Aung San Suu Kyi (photo Suzanne Plunkett / PA)
Attribuire la vittoria politica di un intero partito,
formato da milioni di membri ed elettori, ad una sola persona è una pericolosa
deriva verso un culto della personalità di cui Suu Kyi sicuramente trarrà
vantaggio per la sua futura carriera politica. Non per nulla la Lady, come
ancora oggi viene chiamata, non ha mai voluto diluire la propria notorietà,
specie all’estero, al fine di favorire la collettività politica del suo
partito.
Nonostante che fossero in molti allora a dubitarne, dal
2010 il Myanmar sta faticosamente, e con successo, cercando di uscire da una
dittatura militare feroce ed oppressiva, ma rischia di scivolare verso una
seconda “dittatura democratica”. Aung San Suu Kyi ha oramai perso gran parte di
quell’immagine di eroina e difensore dei diritti umani di cui si era circondata
durante il suo ventennale periodo di arresti domiciliari (1990-2010). Si è
rifiutata, e continua a rifiutarsi, di riconoscere il dramma dei Rohingya, ha
appoggiato, “per onore di patria” come ha lei stessa spiegato, la decisione del
governo di allontanare a forza migliaia di contadini nelle regioni minerarie in
concessione a compagnie cinesi, ha pubblicamente elogiato il tatmadaw (le forze armate birmane) per
le loro azioni militari nel Kachin e, ultimamente, ha sibillinamente annunciato
che, se non potrà essere eletta presidente del Myanmar, coprirà una posizione
superiore a quella presidenziale, non specificando, però, a quale figura si
riferisse, visto che la costituzione non prevede una carica simile.

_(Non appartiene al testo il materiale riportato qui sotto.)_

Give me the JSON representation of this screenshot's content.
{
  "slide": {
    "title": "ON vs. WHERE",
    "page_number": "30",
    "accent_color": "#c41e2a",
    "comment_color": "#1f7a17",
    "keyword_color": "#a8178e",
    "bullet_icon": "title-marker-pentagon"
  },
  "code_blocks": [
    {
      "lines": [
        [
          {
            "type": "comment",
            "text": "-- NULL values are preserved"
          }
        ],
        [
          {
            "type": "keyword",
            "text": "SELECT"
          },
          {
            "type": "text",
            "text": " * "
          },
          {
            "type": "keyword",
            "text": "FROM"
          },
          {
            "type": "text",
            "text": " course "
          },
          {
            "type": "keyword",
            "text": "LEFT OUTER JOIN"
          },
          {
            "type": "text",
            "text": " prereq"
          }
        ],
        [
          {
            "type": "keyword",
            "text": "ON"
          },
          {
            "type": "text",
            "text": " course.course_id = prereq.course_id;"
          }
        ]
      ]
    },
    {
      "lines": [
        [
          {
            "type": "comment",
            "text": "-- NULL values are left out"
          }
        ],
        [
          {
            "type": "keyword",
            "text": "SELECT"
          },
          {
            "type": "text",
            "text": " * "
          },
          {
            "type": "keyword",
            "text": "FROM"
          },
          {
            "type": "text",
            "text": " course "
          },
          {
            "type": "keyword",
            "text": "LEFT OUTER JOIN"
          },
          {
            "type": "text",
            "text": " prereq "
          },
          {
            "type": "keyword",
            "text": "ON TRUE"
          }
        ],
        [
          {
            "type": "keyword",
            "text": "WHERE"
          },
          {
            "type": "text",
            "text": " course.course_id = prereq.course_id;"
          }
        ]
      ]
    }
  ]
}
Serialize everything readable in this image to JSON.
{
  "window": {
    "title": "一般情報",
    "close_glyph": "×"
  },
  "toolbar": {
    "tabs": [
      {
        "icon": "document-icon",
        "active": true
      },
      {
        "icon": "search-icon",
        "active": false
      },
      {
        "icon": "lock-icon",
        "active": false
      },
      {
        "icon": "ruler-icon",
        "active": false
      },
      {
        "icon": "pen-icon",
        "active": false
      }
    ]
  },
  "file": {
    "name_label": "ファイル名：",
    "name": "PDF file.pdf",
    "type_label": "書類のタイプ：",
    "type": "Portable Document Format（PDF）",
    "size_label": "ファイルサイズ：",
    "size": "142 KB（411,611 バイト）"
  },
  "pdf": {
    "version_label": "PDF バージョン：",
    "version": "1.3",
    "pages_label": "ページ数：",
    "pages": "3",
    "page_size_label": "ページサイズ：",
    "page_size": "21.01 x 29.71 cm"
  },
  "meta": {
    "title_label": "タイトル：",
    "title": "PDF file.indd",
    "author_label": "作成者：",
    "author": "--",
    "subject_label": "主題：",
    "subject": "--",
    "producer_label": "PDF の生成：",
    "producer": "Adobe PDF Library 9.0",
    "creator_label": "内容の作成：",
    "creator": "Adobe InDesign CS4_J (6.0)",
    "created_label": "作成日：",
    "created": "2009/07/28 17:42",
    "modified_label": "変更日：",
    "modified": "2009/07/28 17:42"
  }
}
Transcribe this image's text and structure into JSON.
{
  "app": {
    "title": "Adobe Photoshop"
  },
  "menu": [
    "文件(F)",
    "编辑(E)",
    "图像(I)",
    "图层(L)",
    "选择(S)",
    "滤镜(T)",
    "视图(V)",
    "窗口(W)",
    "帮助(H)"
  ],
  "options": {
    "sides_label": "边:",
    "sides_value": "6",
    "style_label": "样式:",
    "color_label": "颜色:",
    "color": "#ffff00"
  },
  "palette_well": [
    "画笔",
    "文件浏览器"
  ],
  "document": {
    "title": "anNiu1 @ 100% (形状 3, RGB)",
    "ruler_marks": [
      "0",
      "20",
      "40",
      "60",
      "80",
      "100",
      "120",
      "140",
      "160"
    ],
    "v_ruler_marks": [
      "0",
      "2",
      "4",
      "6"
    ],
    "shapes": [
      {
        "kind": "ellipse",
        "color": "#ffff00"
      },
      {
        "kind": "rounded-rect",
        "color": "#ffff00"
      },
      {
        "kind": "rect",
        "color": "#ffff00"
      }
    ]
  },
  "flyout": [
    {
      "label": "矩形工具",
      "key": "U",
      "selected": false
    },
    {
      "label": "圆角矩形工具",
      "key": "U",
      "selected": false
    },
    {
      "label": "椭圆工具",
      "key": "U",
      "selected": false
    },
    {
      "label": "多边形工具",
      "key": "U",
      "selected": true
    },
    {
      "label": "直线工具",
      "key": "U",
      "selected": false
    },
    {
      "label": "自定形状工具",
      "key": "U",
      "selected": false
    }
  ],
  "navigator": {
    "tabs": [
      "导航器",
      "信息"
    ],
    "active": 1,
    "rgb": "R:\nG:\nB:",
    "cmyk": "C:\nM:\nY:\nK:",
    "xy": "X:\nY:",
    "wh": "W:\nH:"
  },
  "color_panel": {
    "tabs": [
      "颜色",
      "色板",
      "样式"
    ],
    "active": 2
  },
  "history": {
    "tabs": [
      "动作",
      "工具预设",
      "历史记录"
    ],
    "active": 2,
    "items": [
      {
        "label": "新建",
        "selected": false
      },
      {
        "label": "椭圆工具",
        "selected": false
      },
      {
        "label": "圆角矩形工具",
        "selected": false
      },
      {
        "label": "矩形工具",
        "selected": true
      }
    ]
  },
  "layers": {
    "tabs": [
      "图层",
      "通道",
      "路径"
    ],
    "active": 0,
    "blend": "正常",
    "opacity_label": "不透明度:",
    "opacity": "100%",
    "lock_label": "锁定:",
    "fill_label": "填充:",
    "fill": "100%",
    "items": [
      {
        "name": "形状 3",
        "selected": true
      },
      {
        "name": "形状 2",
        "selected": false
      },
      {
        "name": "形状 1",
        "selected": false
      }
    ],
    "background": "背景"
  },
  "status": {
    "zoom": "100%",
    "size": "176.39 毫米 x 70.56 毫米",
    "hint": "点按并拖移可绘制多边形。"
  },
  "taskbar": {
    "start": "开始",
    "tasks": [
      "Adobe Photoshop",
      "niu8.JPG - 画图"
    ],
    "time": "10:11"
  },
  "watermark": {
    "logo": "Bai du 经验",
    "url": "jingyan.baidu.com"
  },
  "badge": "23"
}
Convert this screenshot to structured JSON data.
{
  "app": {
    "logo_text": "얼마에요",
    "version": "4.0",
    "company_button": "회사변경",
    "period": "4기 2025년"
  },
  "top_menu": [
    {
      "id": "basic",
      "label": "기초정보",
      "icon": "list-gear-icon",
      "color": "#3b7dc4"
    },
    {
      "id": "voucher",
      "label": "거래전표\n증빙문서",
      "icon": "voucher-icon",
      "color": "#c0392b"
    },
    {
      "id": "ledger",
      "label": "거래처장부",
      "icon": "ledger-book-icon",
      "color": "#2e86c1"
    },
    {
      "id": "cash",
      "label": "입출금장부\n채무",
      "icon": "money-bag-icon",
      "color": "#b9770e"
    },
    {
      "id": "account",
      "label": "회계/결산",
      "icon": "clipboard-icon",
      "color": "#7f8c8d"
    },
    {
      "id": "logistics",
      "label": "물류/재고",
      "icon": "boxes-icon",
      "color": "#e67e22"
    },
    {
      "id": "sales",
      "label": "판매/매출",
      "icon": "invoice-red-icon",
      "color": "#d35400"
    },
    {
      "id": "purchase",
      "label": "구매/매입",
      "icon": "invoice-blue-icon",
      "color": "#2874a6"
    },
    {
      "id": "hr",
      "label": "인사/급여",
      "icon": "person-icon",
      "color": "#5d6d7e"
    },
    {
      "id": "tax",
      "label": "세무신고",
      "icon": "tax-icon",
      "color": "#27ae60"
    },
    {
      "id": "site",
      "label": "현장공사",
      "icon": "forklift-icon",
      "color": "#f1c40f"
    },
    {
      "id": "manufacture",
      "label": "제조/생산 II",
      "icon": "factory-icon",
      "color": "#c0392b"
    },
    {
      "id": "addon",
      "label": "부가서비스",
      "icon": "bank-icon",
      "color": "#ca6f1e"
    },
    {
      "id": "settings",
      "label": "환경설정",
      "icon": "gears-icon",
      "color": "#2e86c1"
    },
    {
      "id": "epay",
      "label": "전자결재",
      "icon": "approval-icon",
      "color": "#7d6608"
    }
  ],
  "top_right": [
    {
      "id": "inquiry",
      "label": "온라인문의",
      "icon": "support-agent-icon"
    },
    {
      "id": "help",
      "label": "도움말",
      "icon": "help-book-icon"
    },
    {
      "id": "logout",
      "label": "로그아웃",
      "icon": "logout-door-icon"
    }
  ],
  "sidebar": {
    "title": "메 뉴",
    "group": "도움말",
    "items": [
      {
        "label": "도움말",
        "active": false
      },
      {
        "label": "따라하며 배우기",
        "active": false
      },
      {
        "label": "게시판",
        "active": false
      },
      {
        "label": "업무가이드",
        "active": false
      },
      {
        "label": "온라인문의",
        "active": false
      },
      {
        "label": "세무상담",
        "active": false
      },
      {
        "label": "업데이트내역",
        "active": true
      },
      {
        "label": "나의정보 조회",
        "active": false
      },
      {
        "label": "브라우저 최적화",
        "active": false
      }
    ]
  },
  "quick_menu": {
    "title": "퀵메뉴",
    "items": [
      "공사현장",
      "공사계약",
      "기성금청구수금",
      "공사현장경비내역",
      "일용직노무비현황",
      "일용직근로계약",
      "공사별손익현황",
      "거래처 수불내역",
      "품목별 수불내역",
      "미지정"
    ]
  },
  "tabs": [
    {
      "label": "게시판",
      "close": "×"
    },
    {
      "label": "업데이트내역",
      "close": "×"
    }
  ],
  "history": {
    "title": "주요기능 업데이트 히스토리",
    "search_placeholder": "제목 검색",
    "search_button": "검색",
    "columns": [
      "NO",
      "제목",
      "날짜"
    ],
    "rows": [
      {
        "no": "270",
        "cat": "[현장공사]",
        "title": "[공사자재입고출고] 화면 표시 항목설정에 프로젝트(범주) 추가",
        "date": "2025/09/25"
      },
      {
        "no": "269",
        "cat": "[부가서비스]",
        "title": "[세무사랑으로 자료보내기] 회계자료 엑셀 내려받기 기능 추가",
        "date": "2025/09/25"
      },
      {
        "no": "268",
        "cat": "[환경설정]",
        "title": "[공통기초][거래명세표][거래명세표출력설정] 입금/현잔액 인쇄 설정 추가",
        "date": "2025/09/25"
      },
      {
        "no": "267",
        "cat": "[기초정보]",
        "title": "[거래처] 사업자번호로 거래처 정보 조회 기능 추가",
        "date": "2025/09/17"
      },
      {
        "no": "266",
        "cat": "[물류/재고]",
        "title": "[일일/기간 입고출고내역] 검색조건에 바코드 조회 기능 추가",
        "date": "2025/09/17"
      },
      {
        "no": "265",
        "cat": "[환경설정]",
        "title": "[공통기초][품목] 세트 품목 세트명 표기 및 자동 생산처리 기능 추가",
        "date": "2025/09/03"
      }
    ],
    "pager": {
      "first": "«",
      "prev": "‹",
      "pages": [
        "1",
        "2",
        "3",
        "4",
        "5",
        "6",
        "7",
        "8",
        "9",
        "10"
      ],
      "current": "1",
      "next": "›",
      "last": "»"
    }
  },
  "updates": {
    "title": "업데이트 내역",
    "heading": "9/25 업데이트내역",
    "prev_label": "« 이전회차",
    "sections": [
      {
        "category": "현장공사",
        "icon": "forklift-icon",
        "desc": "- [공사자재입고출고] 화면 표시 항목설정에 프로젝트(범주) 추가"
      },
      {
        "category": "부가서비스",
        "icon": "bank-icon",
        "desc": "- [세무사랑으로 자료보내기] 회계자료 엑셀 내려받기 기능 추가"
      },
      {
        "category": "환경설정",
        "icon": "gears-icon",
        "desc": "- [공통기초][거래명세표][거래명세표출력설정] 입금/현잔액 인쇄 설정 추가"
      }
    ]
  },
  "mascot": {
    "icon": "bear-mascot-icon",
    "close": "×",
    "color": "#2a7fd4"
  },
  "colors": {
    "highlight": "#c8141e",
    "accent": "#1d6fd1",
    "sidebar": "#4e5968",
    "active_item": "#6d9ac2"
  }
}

Gli organi di stampa di tutto il mondo hanno sempre
sottolineato l’ingiustizia di una costituzione che impedisce alla Lady di
candidarsi alla presidenza perché i suoi figli hanno passaporto britannico; non
hanno mai, però, precisato che l’articolo in questione non è stato introdotto
dalla giunta militare, ma era già presente nella vecchia costituzione
democratica del 1947, a cui spesso la stessa Suu Kyi fa appello per un ritorno
alla democrazia nel Paese.
Nessuno, inoltre, ha mai spiegato (o voluto spiegare) che
il tatmadaw è l’unica forza
interetnica presente in Myanmar e, come tale, rappresenta ancora l’unico
elemento di unione di un Paese altrimenti diviso in 135 nazionalità differenti
e condannato al dissolvimento. Le diplomazie asiatiche e, in molti casi, anche
quelle occidentali, se da una parte hanno sempre condannato la giunta militare,
dall’altra l’hanno aiutata a restare al potere rafforzando le forze armate, al
fine di non creare un nuovo Vietnam. Il crollo del Myanmar, infatti, darebbe
vigore a spinte secessioniste che metterebbero a repentaglio l’esistenza della
Thailandia, del Laos, del Vietnam, senza contare che le minoranze dello Yunnan
cinese, a cui molti gruppi etnici dislocati nel Myanmar sono legati, non
perderebbero l’occasione per far valere le loro richieste verso Pechino.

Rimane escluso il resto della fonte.